Tak? Czyli miałem płacić za czynsz w mieszkaniu komunalnym na Czerniakowskiej za trzy osoby - mamę, tatę i brata - bez formalnej umowy najmu, tak? Nie, proszę pani: zgodnie z Konstytucją Trzeciej Rzeczypospolitej Polskiej - nie wolno na bruk wyrzucać samotnych matek, osób w podeszłym wieku i osób niepełnosprawnych! Gdybym płacił czynsz tylko i wyłącznie sam za siebie, to: po wyrzuceniu mamy, taty i brata - musiałbym spłacać ich długi! Ma pani coś nie tak w głowie - co jest charakterystyczne dla istot pasożytujących! To dlaczego tylko ja otrzymałem lokal socjalny, a mama, tata (nie żyje już) i brat - nie? Nie, nie zmienię zdania: była to tylko i wyłącznie decyzja czysto polityczna! Gdybym był premierem Polski - wyrzuciłbym na zbity pysk winowajców, którzy zza kulis pociągali za sznurki - taka jest bolesna i okrutna prawda!

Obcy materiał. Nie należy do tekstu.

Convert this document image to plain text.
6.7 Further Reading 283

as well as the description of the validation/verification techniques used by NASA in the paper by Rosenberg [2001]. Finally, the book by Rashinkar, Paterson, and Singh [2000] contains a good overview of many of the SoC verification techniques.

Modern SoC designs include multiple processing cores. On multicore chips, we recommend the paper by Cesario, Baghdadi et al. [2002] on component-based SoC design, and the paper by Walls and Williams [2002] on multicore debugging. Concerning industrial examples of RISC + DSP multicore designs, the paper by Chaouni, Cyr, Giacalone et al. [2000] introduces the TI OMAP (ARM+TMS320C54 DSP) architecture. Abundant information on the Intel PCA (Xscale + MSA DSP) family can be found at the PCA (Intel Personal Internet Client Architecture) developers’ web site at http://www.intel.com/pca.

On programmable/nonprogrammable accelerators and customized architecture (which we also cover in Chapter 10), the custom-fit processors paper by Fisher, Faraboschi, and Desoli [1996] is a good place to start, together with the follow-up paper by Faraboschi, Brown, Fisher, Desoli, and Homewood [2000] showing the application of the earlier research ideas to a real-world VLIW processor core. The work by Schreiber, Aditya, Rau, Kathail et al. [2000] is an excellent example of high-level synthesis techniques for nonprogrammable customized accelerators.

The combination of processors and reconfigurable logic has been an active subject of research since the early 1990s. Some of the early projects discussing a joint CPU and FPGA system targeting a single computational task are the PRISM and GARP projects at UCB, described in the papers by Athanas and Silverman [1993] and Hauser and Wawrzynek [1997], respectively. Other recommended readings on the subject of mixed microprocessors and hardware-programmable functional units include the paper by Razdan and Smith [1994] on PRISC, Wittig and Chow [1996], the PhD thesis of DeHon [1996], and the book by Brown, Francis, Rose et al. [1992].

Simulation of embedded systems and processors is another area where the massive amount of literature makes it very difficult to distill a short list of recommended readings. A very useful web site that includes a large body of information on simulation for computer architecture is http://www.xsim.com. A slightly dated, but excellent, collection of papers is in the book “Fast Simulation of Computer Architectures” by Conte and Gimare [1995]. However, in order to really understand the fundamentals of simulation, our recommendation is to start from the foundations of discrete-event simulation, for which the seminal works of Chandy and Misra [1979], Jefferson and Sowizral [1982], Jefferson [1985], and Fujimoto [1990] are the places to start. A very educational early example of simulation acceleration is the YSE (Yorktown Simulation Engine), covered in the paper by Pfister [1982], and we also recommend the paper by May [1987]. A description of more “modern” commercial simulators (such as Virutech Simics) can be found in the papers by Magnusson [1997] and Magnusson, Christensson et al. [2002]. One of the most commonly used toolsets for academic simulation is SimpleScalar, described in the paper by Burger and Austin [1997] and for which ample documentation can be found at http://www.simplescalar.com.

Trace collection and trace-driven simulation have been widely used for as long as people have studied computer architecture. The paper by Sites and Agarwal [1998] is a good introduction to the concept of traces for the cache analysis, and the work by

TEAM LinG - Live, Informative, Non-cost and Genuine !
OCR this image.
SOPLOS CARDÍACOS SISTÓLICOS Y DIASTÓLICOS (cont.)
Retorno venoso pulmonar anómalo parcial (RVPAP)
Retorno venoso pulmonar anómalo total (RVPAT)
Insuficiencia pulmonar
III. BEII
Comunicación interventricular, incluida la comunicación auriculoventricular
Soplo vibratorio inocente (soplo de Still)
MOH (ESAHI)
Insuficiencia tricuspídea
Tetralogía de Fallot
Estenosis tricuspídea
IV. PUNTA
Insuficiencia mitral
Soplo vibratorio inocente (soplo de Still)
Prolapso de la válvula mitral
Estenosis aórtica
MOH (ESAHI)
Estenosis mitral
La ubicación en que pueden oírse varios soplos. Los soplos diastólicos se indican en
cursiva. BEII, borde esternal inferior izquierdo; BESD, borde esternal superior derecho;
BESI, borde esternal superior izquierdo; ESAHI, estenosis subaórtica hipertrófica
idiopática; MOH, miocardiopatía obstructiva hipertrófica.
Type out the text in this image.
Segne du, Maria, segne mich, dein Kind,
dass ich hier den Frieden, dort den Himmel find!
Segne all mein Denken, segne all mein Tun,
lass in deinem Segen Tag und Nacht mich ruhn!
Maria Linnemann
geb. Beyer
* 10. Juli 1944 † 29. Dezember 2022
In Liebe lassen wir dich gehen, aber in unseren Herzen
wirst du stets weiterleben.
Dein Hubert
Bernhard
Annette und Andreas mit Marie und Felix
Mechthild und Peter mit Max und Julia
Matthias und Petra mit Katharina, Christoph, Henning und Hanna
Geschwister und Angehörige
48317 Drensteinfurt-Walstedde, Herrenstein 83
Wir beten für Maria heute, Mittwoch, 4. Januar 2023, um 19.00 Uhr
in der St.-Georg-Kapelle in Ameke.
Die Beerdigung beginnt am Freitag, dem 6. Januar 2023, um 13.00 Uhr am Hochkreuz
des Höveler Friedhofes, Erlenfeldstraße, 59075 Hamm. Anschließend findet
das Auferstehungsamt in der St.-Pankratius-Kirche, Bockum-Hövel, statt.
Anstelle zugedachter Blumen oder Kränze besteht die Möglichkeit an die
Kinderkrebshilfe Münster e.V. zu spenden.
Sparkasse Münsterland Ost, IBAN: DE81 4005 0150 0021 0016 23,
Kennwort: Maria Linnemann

Jeśli pani będzie tkwiła w błędzie, to: moja riposta będzie taka - miałbym pracować na trzy zmiany, aby utrzymywać mamę, tatę i brata? Gdybym miał umowę najmu - wtedy w administracji "Pod Kopcem" zgłosiłbym mamę, tatę i brata jako osoby niepłacące czynszu! Nigdy, ale to nigdy nie wolno przerzucać własnej winy i własnych błędów na osoby postronne! Istnieje coś takiego jak odpowiedzialność! Dobranoc!
Łukasz Jasiński
Dobranoc, pani Agnieszko: będę oglądał serial pod tytułem - "Polowanie na ćmy" - więcej pani już nie będę "dokuczał" i tym bardziej - podrywał, dziękuję za rozmowę i miłych snów.